La croyance réelle, c’est en effet la mort. Le délire. La folie. Non pas qu’il faille être athée (qui est une autre forme de croyance réelle), mais enfin, la foi n’a jamais été une affaire de certitude, ou de savoir, ou de preuve, mais de confiance, d’espérance, d’amour. Croire en Dieu a toujours été flou, même pour un mystique, même pour le Christ en croix dont il ne faut jamais oublier, comme le rappelle Chesterton, que lui-même, se sentant abandonné par Dieu, « ait semblé, pour un instant, être athée. » (Orthodoxie, Le roman de l’orthodoxie, page 210, Idées Gallimard.)
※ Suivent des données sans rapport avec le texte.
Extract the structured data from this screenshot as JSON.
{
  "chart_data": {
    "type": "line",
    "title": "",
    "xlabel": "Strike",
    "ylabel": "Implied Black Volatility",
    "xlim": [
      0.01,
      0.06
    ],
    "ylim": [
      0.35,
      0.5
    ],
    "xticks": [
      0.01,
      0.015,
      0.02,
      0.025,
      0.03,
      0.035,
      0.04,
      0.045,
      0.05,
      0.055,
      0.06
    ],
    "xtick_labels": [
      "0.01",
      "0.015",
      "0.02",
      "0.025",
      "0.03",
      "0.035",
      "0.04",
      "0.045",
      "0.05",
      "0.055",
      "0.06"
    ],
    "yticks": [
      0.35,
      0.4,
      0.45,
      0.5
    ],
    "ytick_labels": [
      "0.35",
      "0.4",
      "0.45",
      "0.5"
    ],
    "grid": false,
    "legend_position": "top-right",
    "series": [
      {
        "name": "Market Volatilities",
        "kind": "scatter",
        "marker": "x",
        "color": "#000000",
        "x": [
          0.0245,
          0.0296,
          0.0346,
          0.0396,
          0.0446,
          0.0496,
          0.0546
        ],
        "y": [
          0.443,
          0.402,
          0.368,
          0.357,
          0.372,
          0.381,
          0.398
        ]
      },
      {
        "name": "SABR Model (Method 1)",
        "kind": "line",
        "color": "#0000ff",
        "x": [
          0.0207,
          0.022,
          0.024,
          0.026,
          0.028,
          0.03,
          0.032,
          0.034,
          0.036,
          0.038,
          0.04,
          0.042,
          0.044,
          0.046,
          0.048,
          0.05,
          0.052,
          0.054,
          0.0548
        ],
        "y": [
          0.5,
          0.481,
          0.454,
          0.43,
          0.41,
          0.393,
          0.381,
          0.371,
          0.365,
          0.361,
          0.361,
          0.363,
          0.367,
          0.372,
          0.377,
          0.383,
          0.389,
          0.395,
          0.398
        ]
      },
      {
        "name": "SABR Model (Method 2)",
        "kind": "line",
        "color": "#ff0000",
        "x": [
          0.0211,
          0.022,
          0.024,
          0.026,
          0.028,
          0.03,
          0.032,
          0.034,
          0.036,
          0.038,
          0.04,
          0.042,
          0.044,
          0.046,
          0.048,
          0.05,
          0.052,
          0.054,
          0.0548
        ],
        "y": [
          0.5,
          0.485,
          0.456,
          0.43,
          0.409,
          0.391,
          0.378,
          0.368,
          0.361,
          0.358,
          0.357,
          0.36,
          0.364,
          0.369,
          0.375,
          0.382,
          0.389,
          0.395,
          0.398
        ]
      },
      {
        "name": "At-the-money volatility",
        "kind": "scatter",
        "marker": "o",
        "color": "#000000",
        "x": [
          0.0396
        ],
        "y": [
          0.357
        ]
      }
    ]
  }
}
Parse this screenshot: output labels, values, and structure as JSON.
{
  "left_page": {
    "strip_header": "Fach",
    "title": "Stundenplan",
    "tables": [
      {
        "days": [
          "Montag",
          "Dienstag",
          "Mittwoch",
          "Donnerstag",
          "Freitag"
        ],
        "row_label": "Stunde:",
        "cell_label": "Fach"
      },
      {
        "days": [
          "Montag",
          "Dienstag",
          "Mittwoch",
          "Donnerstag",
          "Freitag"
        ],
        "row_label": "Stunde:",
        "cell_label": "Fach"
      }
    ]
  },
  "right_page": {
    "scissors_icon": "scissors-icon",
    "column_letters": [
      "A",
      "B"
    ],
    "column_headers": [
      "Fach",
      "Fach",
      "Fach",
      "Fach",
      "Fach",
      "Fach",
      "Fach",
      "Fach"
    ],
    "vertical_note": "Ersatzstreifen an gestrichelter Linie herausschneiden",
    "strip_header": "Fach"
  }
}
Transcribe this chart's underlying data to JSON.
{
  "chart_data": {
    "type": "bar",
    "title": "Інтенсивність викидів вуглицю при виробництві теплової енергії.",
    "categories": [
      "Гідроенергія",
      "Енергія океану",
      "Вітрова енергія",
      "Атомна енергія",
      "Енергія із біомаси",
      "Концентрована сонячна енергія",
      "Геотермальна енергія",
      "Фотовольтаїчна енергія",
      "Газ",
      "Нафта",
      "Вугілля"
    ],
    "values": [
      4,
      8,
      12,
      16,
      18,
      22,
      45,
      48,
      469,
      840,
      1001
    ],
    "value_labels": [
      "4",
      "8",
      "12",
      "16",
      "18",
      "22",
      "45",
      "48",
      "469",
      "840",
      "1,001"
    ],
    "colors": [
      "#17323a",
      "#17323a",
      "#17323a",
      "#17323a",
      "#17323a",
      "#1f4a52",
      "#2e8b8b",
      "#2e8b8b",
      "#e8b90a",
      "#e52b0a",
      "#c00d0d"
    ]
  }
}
En vérité, il faut toujours mettre un peu d’irréalité dans sa croyance, si on ne veut pas à la fois y succomber ou la perdre. Il faut tenir les deux bouts, croyance et doute, illusion et vie – illusion vitale, foi vitale. En l’occurrence, dans cette pièce incroyable, faire semblant de croire à la résurrection d’Hermione - qui n’est pas une vraie résurrection, qui est un simulacre de résurrection, mais qui agit sur les autres comme une résurrection, soit quelque chose en quoi il sera doux de croire pour recevoir le pardon et se réconcilier avec soi-même.
Quoique l’enfant, lui, ne ressuscitera pas. Contrairement à sa mère, il était vraiment mort. De toutes les tragi-comédies de Shakespeare, celle-ci l’est vraiment. Tout le monde ne revient pas.
Mais reprenons depuis le début.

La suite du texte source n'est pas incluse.